Cinquième film de Takeshi Kitano, il se démarque assez de ses précédentes longs-métrages.
Il sort en 1994 juste avant son grave accident de scooter; qui le marqua à vie, lui paralysant la moitié du visage.
Kitano retrouve l'humour pince-sans-rire (déjà présent dans ses films, mais ici omniprésent) de Beat Takeshi, mais qui est ici poussé à l'acmé de l'absurde. Absurdité qui reviendra dans le bon, mais mineur dans sa filmographie, "Glory to the filmmaker !".
L'histoire est simple; Asao se réveille d'un rêve qui créa en lui un déclic. Pour réussir à faire l'amour à une fille il faut une belle voiture, une belle voiture ! Il va donc, d'abord, partir en quête d'un nouveau véhicule.
Enchaînant les péripéties, toutes plus saugrenues les unes que les autres, l'enjeu du film va progressivement changer.
Les gags s'enchainent et ne s'arrêtent jamais. Kitano, avec sa maestria visuelle, maîtrise les codes et se les approprie complètement.
Mise en scène complètement Kitanienne au service donc de l'absurde. Le choix d'une comédie n'est ici pas anodin.
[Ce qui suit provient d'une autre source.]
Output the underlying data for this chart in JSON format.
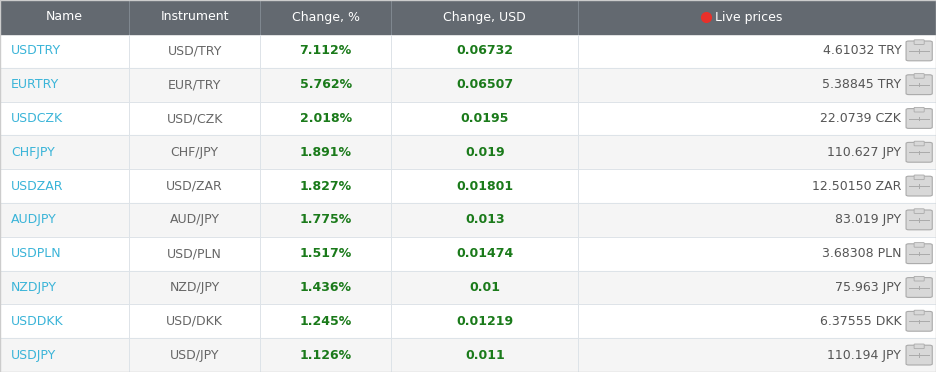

En effet, il fait passer une certaine vision, un certain regard critique sur la société en accentuant les défauts, et l'absurdité qui peut en résulter, de la société par les gags.
Loin d'accumuler, comme certains peuvent le penser, des gags idiots et ridiculement absurdes; Kitano fait passer de manière subtile et ironique les problèmes qu'il peut y avoir au sein de sa société.
Les gags s'enchaînent donc, sans cesse, trouvant toujours une idée de mise en scène différente pour faire rire, et cela toujours avec un sous texte relativement acide et caustique.
Formellement, Kitano est conscient et sait user, comme à son habitude, de ses effets de mise en scène et de sa photo sublime; notamment pour la scène d'ouverture, où captant sublimement la nuit, il use d'une lumière particulièrement travaillée alliée aux éclairages urbains pour nous indiquer subtilement que nous assistons à un rêve.
Les effets de montage et le jeu et expressions des acteurs sont présents et fidèles à sa patte artistique, qui ici se voit encore plus marquée du fait du concept même du long-métrage.
Certes, il émet une critique sur sa société, mais il déconstruit et se moque, sans malveillance cela dit, du cinéma nippon, comme du cinéma américain populaire.
Il n'hésite pas à ironiser sur le maître du cinéma japonais, Akira Kurosawa, donc il admire le travail, montrant un réalisateur travaillant sur un chambara, ressemblant d'ailleurs énormément à Zatoichi. Ironie ici doublée, puisque Kitano mettra en scène 9 ans après le sabreur aveugle.
Il se moque également des films "Ghostbusters" à travers un dispositif détectant les hommes invisibles, semblable dans le design aux dispositifs des chasseurs de fantômes.
La fin du film met également en dérision "La Mouche" de Cronenberg. En effet, le protagoniste est transformé en mouche humanoïde attirée par le fumier. Par incrustations, volontairement laides et ratées, Kitano rend ses gags encore plus désopilants et déconcertants, selon notre rapport à l'absurde.
Finalement, le protagoniste meurt dans une gigantesque cuve de fumier (récolté aux quatre coins du Japon), écrasé par une tapette géante.
Et quelle conclusion pour un tel film et un tel personnage, qui auront poussé l'absurde et la raillerie à leur paroxysme, sans bien sûr négliger le fond sociétal ambiant, traité avec causticité, qui procure à cette œuvre une richesse insoupçonnée, et faisant donc de ce film, un métrage totalement singulier et profondément, et immédiatement, rattaché à son auteur.